There were motes of truth in both statements.
I had just written a column about the venerable squash rivalry between Harvard and Trinity College, Hartford. (Snobs have to toss in the “Hartford,” lest the Bantams be confused with the Trinity Colleges in Dublin or Oxford). Wolfe’s son Tommy was playing for Trinity at the time, and Wolfe, pere, had read my piece. That turned out to be a Squash Night To Remember. Trinity extended its winning streak over Harvard, and the police had to be summoned to evict a too-ardent Trinity booster.
My bona fides, II: In January, I drove down to Trinity to watch them play Princeton. The word had spread on the squash tom-toms: Princeton was going to end Trinity’s astonishing 176 game-long win streak, the longest in the NCAA Division I. I have no idea how I ended up at that match, as I hardly read any squash journalism. I was drawn to those courts like the people traveling to the huge mound of dirt in the Wyoming desert in “Close Encounters of the Third Kind.”

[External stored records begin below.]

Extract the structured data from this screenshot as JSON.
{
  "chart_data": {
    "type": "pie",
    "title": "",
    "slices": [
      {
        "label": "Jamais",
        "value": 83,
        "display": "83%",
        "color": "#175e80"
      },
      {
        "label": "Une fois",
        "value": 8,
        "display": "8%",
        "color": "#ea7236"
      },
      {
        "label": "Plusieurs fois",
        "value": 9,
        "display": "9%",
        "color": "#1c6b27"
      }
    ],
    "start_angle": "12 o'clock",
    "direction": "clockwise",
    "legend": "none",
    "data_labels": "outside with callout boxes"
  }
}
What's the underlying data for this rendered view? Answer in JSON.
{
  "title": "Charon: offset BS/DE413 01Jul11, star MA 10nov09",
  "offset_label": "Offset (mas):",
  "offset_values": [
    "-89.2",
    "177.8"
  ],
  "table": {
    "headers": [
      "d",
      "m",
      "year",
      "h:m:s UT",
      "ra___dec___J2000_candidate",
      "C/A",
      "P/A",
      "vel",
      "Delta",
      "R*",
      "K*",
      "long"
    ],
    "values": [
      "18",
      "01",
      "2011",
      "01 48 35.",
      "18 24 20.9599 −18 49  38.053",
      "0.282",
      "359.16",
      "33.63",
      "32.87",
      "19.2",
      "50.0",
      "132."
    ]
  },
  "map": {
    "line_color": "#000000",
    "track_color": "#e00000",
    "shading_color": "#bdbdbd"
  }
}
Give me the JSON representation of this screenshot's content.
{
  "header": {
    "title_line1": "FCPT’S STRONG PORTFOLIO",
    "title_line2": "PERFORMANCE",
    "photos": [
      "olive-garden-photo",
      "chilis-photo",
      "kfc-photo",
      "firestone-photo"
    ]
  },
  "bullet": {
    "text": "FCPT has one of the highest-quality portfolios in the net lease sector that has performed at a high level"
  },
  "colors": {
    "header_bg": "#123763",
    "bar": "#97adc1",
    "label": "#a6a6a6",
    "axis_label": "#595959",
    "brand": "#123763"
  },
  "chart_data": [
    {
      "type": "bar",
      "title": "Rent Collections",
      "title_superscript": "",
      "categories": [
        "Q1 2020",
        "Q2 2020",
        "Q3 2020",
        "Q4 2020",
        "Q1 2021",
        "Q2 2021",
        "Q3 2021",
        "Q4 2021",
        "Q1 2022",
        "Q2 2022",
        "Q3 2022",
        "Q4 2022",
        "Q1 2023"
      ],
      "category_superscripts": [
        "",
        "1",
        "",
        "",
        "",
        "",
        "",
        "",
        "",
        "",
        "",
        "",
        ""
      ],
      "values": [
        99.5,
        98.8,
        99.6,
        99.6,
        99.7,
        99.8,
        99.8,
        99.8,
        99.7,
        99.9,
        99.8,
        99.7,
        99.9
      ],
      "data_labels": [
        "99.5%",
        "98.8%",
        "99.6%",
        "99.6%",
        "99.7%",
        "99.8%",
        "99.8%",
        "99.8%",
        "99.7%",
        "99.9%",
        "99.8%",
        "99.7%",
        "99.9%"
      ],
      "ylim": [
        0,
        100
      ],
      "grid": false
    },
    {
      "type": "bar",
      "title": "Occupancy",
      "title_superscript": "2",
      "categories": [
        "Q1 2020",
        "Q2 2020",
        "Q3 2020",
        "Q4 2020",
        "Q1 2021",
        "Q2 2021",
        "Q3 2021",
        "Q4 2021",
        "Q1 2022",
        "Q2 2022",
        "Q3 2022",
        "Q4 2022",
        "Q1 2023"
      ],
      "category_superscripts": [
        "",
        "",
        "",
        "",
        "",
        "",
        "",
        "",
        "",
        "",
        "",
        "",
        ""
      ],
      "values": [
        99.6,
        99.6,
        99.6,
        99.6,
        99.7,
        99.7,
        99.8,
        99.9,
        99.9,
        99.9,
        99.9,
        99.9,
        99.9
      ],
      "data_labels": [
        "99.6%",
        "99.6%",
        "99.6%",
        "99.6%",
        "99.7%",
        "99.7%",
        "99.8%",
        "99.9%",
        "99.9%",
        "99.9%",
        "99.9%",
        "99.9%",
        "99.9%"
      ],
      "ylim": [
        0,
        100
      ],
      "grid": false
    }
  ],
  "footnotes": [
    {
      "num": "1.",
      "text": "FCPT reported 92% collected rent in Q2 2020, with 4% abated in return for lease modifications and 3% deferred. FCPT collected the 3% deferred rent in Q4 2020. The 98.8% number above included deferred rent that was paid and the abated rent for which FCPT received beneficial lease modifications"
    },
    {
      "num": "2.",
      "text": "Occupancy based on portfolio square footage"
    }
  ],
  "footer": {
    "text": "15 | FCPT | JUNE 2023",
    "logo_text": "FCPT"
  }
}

When I arrived at the Ferris Athletic Center, to paraphrase Brigham Young, I knew This Was the Place. BMW’s with New York license plates jammed the parking lot; the Squash People were here. Once inside, I immediately sought out Jim Zug, the nation’s No. 1 squash journalist and all-around decent fellow. (You will be reading that name again.) But Zug was occupied: the Sports Illustrated reporter had bearded him first! S.I. at a squash match? Holey moley! Jim told me National Public Radio had sent a reporter, too. So I made a quick mental calculation: That evening, I was the fourth most important squash writer in America. Definitely a cause for celebration, or … concern.
The whole event was a bust, by the way. The dog never barked, the Princeton tiger never roared. Trinity won 6-3, and has since roped out its winning streak to 183, still the longest in the land.